Plastic pollution has a severe impact on the ecosystem, altering its natural equilibrium and causing serious health issues to both flora and fauna. Several actions have already been undertaken in ...order to reduce the plastic litter dispersion in the environment, both in terms of changing the human behavior, reducing the use of plastics and avoiding their dispersion, and of implementing methods for detecting and collecting the already dispersed ones. This paper focuses on the latter, and, in particular, on plastic litter detection on the fluvial environment. To this aim, an Unmanned Aerial Vehicle, provided with a multi-spectral and a thermal camera, have been used, in order to: (i) allow affordable periodic monitoring of relatively long river reaches, (ii) detect even quite small macro-plastics, based on their spectral signature.
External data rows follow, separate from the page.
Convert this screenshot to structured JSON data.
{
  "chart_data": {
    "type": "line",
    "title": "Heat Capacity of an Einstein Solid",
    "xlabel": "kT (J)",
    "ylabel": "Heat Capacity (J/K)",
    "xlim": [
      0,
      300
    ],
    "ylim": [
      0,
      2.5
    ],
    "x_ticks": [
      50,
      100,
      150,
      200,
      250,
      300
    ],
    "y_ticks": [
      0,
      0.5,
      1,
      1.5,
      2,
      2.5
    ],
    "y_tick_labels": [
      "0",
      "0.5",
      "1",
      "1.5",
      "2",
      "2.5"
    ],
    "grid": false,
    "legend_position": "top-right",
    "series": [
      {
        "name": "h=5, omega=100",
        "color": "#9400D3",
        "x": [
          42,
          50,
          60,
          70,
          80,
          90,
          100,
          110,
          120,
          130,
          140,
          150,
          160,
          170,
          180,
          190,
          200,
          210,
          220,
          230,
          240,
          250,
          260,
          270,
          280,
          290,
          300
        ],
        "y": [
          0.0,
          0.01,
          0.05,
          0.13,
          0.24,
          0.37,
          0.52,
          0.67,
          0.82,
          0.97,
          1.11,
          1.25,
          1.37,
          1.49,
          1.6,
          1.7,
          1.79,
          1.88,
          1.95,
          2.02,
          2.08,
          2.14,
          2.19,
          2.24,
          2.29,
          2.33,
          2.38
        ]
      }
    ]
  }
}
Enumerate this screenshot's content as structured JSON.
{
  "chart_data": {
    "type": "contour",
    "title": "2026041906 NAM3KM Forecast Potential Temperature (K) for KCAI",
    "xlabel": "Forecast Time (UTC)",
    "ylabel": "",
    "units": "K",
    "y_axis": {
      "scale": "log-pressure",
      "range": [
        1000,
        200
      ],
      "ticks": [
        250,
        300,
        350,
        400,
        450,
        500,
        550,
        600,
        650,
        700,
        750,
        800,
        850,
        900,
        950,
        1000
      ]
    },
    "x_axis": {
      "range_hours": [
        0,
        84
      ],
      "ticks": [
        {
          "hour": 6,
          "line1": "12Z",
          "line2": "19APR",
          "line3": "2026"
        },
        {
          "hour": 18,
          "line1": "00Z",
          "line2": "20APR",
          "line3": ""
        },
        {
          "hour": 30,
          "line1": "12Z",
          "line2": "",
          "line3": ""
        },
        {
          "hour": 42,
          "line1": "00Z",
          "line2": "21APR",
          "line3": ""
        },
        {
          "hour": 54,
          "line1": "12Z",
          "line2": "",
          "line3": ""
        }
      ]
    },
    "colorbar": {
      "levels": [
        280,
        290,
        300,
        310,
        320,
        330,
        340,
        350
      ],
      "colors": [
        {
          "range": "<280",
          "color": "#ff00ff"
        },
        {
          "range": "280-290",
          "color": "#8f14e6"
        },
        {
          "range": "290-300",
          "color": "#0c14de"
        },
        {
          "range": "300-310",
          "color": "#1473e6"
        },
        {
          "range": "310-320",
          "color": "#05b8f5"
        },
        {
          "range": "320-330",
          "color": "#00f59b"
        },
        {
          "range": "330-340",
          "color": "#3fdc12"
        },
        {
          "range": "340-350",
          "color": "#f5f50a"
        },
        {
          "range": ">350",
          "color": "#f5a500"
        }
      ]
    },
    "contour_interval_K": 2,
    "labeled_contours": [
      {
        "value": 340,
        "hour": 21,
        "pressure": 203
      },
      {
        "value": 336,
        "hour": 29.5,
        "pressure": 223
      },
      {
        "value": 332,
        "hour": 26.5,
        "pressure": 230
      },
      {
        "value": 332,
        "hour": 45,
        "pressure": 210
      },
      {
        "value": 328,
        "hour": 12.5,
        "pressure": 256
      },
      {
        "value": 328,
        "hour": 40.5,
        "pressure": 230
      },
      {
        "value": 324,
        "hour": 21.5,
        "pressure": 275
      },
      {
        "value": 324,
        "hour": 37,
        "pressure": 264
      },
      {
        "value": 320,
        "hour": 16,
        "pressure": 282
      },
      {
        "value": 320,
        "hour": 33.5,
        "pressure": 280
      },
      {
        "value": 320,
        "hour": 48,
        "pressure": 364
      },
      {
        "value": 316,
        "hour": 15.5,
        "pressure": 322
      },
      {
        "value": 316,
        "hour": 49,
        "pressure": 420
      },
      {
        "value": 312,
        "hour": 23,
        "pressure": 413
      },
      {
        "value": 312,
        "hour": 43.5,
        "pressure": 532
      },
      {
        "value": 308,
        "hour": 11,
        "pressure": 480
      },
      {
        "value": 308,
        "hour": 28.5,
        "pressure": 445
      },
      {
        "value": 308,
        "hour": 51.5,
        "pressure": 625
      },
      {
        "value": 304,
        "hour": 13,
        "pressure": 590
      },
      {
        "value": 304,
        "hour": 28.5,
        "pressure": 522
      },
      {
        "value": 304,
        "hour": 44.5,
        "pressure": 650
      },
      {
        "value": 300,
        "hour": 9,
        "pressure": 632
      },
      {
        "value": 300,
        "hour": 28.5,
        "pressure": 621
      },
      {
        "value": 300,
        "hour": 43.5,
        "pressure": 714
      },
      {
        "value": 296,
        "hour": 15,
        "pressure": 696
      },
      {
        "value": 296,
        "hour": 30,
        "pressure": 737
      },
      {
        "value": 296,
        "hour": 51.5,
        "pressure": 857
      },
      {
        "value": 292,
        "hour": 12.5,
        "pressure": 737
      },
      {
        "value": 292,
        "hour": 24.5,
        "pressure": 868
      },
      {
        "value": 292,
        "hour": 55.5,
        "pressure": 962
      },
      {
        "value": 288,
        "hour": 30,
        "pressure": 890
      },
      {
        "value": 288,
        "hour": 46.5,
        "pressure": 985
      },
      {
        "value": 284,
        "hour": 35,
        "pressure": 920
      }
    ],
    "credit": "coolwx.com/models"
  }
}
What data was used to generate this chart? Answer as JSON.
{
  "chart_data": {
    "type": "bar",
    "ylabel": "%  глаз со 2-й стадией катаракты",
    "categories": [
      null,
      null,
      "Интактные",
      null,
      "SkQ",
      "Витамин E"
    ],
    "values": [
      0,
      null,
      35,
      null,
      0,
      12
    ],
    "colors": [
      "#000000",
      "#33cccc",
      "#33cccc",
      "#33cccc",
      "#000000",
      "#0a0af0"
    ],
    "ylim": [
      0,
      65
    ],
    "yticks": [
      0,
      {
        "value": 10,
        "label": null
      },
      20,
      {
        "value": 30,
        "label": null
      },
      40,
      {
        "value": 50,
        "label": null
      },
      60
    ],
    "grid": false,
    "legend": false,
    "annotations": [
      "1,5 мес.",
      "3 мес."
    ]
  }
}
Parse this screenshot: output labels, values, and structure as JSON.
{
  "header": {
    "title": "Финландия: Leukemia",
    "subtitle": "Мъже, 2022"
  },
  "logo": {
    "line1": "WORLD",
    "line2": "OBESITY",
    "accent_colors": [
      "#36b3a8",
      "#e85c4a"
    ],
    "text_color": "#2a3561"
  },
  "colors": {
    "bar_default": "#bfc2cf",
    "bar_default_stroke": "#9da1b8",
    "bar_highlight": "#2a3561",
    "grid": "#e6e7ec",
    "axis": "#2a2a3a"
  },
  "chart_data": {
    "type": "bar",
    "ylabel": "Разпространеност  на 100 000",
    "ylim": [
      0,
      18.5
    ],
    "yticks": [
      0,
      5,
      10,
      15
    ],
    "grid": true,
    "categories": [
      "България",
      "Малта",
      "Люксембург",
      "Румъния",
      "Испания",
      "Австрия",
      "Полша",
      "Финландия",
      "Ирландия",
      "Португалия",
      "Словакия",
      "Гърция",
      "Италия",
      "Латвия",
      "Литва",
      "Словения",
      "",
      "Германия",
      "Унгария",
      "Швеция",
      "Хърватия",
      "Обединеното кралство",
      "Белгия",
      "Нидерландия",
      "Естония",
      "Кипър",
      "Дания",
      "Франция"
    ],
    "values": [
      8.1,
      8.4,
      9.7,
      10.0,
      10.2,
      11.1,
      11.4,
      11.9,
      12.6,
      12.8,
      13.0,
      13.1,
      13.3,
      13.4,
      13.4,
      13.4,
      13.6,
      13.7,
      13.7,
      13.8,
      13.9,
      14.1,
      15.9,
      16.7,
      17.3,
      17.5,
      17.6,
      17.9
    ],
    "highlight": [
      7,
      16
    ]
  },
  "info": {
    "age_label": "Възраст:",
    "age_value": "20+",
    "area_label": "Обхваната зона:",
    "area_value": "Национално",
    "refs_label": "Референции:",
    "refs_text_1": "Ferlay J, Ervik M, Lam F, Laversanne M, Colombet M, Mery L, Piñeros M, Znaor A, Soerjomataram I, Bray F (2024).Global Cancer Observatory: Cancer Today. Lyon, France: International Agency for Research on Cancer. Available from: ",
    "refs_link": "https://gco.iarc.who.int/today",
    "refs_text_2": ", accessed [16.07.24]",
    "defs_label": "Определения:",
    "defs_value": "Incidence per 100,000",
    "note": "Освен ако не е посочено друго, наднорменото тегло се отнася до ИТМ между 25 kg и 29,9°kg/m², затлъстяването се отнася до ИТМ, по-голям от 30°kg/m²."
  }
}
More specifically, since the cameras deployed in our data collection campaigns are not synchronized, this work aims at presenting the developed strategy for the co-registration of the acquired imagery, which results to be quite challenging given the few amount of visual features recognizable on the images acquired flying at a limited altitude over a river. The proposed methodology, which is based on the correlation maximization between multi-spectral and thermal images, provided reasonable results on the considered case study. The obtained values of normalized intersection over union of plastic areas are over 80%.